David Chao, MD: New NFL Rules Are For Optics, Not Covid Prevention
Most changes to policy that the NFL enacts make sense.
The latest decision does not, outside of optics.
The league decided to not have sideline reporters, cheerleaders or mascots when play resumes. This decision does next to nothing to prevent COVID transmission. It is akin to not allowing football play but ban post game jersey exchanges.
Not having any fans would be a more meaningful step of social distancing.
If a team has a solid limited attendance plan that passed mustard, it could work but in general fans in stands are magnitudes more potentially dangerous than KC Wolf for the Chiefs. After all his costume is already the ultimate in social distancing. Furthermore, a sideline reporter, cheerleader and mascot are exponentially easier to control than fans. Add in another level of difficulty for intoxicated fans.
None of these newly banned people are ever anywhere near the players on the field or on the sidelines. The "box" within the 30 yard lines is exclusive to players, coaches and direct team staff. In my almost two decades on an NFL sideline, I never came with six feet of a sideline reporter, cheerleader or mascot on the field.

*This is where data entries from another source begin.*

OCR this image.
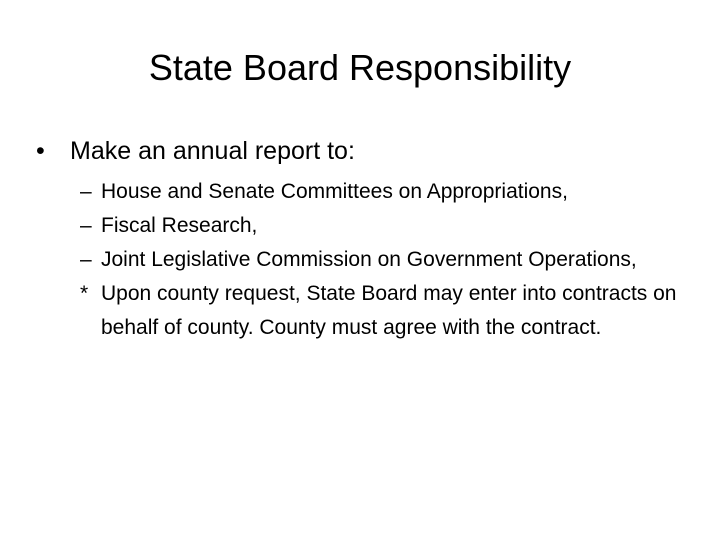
State Board Responsibility
• Make an annual report to:
– House and Senate Committees on Appropriations,
– Fiscal Research,
– Joint Legislative Commission on Government Operations,
* Upon county request, State Board may enter into contracts on behalf of county. County must agree with the contract.
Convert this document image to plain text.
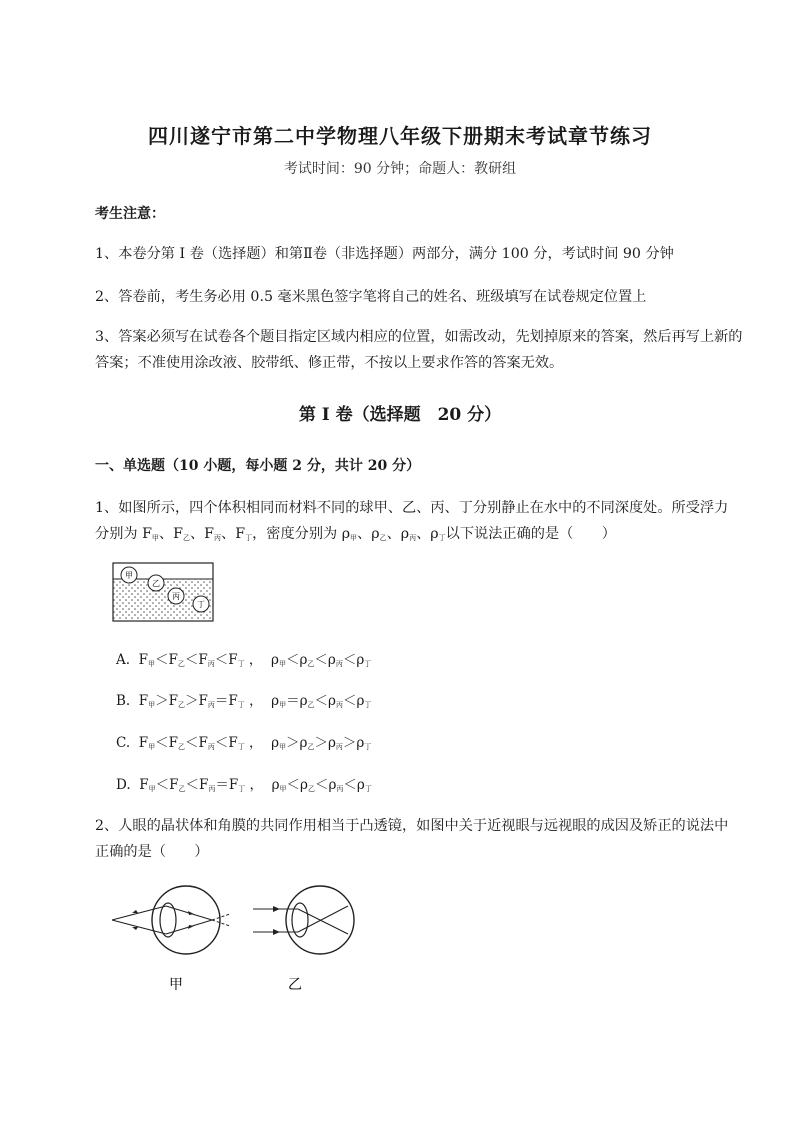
四川遂宁市第二中学物理八年级下册期末考试章节练习
考试时间：90 分钟；命题人：教研组
考生注意：
1、本卷分第 I 卷（选择题）和第Ⅱ卷（非选择题）两部分，满分 100 分，考试时间 90 分钟
2、答卷前，考生务必用 0.5 毫米黑色签字笔将自己的姓名、班级填写在试卷规定位置上
3、答案必须写在试卷各个题目指定区域内相应的位置，如需改动，先划掉原来的答案，然后再写上新的答案；不准使用涂改液、胶带纸、修正带，不按以上要求作答的答案无效。
第 I 卷（选择题　20 分）
一、单选题（10 小题，每小题 2 分，共计 20 分）
1、如图所示，四个体积相同而材料不同的球甲、乙、丙、丁分别静止在水中的不同深度处。所受浮力
分别为 $F_甲$、$F_乙$、$F_丙$、$F_丁$，密度分别为 $\rho_甲$、$\rho_乙$、$\rho_丙$、$\rho_丁$以下说法正确的是（　　）
甲
乙
丙
丁
A.  $F_甲<F_乙<F_丙<F_丁$ ，  $\rho_甲<\rho_乙<\rho_丙<\rho_丁$
B.  $F_甲>F_乙>F_丙=F_丁$ ，  $\rho_甲=\rho_乙<\rho_丙<\rho_丁$
C.  $F_甲<F_乙<F_丙<F_丁$ ，  $\rho_甲>\rho_乙>\rho_丙>\rho_丁$
D.  $F_甲<F_乙<F_丙=F_丁$ ，  $\rho_甲<\rho_乙<\rho_丙<\rho_丁$
2、人眼的晶状体和角膜的共同作用相当于凸透镜，如图中关于近视眼与远视眼的成因及矫正的说法中
正确的是（　　）
甲	乙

Of course, most people won't care about the placement of a ‘sideline reporter.’ If the broadcast needs one, that person can be in the stands. If there were no fans, the cheerleaders aren't needed. The same can be said for the mascot. But the league is allowing fans, just no entertainers.
Certainly the game will go on without these three elements, but my point it this is not stopping the spread of COVID.

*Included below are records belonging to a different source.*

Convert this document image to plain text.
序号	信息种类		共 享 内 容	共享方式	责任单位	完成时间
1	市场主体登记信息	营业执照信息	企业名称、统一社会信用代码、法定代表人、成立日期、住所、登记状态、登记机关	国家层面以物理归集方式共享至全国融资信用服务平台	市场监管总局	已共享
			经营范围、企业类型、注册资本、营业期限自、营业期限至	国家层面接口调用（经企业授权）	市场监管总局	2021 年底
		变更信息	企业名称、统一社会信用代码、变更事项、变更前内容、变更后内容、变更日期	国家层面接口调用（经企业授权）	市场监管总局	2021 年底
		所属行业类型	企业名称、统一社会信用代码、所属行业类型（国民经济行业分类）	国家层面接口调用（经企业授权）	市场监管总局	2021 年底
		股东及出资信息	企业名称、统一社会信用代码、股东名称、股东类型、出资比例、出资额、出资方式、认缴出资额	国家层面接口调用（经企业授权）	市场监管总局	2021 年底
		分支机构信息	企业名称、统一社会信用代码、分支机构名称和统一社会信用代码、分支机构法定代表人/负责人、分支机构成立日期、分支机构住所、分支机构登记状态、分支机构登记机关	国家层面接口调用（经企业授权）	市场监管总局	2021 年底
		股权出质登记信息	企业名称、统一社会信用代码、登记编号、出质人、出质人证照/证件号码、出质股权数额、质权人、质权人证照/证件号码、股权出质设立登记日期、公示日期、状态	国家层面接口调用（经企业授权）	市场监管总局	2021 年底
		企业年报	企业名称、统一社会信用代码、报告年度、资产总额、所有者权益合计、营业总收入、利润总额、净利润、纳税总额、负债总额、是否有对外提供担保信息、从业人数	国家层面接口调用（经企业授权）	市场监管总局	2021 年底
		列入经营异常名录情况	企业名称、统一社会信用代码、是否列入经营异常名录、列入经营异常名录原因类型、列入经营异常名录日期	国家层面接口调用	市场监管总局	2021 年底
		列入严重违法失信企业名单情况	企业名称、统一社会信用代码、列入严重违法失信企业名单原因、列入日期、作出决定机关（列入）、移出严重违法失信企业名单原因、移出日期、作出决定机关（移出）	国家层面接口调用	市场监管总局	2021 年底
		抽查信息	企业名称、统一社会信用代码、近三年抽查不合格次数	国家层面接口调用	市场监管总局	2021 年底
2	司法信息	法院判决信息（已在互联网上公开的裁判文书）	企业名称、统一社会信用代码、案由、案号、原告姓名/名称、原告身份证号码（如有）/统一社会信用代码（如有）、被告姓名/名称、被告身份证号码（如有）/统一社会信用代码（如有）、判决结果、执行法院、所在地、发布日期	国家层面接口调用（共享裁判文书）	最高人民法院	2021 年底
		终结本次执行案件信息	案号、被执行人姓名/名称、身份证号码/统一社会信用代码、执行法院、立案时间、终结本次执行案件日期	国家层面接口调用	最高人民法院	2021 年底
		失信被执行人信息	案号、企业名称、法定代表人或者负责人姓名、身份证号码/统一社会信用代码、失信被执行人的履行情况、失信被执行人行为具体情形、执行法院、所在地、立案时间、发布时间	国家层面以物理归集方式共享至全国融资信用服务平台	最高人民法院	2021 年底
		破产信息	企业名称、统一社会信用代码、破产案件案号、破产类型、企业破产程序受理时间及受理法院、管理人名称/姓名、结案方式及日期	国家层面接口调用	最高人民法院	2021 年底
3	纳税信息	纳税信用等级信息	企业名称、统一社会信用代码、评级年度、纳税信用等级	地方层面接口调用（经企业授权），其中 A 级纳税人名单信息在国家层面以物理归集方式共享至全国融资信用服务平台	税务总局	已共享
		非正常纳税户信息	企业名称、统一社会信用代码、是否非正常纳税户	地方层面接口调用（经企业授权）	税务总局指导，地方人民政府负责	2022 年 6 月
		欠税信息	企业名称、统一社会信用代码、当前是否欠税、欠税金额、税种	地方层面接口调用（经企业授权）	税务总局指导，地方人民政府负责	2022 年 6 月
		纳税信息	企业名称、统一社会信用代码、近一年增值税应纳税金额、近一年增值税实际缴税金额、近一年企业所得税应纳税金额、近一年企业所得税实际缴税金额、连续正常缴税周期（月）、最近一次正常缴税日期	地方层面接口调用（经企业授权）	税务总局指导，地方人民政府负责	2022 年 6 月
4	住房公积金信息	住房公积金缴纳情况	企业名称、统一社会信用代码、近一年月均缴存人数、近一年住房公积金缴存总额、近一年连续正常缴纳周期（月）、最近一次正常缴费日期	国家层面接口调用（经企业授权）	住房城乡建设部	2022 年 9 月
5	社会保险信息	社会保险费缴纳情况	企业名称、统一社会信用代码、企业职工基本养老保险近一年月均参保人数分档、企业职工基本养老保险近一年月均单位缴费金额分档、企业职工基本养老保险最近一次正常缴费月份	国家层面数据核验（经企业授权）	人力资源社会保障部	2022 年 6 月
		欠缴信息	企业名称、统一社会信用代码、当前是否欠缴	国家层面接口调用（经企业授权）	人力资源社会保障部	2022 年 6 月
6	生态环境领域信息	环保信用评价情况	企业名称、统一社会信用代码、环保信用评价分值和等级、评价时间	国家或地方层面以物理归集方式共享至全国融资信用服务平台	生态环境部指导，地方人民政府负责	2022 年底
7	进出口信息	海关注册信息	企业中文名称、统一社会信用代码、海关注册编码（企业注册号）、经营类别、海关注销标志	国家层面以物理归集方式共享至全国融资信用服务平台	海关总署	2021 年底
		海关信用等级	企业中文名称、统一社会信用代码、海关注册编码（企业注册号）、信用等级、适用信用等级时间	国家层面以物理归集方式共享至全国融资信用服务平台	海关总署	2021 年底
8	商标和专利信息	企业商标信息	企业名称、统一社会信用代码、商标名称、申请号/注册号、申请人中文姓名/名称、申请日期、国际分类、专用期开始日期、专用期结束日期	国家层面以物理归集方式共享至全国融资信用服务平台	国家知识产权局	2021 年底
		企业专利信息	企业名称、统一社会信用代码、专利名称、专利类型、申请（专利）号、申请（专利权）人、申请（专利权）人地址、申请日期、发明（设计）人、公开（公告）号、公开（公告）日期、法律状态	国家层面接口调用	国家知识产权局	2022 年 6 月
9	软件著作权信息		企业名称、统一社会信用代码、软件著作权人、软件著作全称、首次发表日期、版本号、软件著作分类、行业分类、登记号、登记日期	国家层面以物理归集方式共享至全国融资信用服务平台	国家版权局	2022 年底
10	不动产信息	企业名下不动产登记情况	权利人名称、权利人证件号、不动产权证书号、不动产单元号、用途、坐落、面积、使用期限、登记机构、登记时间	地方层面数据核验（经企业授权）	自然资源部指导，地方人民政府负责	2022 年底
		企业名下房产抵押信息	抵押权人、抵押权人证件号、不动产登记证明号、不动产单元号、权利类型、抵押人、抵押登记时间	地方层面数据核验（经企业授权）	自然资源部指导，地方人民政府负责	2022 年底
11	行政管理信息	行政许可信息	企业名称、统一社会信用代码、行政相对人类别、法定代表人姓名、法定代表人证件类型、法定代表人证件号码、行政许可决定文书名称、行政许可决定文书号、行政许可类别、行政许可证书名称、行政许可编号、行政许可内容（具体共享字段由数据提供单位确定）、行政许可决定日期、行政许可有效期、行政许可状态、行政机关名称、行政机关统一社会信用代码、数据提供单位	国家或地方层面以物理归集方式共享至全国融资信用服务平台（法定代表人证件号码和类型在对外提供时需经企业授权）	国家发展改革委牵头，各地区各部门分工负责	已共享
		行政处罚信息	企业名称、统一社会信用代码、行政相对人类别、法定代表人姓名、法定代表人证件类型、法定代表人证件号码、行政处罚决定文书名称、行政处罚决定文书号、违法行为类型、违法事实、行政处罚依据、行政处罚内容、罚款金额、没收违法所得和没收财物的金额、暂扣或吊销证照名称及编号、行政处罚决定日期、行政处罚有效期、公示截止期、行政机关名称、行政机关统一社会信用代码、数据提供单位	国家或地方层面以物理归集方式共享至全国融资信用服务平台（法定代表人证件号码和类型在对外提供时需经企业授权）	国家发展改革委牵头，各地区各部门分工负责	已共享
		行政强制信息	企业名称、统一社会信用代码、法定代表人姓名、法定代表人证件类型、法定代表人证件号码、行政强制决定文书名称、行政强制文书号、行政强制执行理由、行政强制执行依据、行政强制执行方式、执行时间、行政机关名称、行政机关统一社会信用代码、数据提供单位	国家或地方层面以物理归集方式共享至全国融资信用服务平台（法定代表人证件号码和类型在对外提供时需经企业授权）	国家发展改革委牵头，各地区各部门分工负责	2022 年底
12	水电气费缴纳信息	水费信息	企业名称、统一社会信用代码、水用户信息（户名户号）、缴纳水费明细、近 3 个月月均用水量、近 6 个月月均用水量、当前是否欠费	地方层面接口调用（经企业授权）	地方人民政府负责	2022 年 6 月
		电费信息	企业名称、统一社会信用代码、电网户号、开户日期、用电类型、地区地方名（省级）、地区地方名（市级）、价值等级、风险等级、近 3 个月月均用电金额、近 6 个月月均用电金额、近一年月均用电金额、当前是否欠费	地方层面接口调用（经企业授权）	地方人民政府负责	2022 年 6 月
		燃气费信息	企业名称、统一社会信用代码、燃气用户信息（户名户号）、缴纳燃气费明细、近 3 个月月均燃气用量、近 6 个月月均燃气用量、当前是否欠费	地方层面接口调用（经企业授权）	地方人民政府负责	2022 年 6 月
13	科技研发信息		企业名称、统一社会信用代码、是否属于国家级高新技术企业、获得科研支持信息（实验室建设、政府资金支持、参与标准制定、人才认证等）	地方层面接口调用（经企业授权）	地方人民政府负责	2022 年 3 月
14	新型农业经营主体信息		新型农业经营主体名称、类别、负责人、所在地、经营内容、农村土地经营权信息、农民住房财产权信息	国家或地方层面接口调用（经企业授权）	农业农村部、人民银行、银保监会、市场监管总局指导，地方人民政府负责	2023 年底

With viral load as the main means of transmission, the banning of post-game jersey exchanges for optics sake turns out to be a bad look. Instead the NFL should just mandate a mask prior to the post game handshakes (or elbow bumps).
There still with be dozens of people on each sideline in addition to players. Medical staff, equipment staff, runners, security, chain gang, camera people, TV operatives, logistics and many more. The average person would be surprised. This current limitation is a drop in the bucket.
The new travel plans make sense but largely unchanged from what teams already do. Indeed travel is a big part of potential SARS-CoV-2 risk. The biggest change is smaller travel parties and no more doubling up on hotel rooms.
Overall, the NFL has come a long way. Just a month ago, John Harbaugh used the words "humanly impossible." Sean McVay didn't understand how we could play. Multiple star players were tweeting their worry and protests on reporting to camp. Now, Harbaugh embraces the changes, McVay is on board as seen in "Hard Knocks" and players seem happy with low infection numbers.
This will be a season of change. Some for reality, some for optics. I am just glad there we look to have NFL football and starting on time with all the college football turmoil.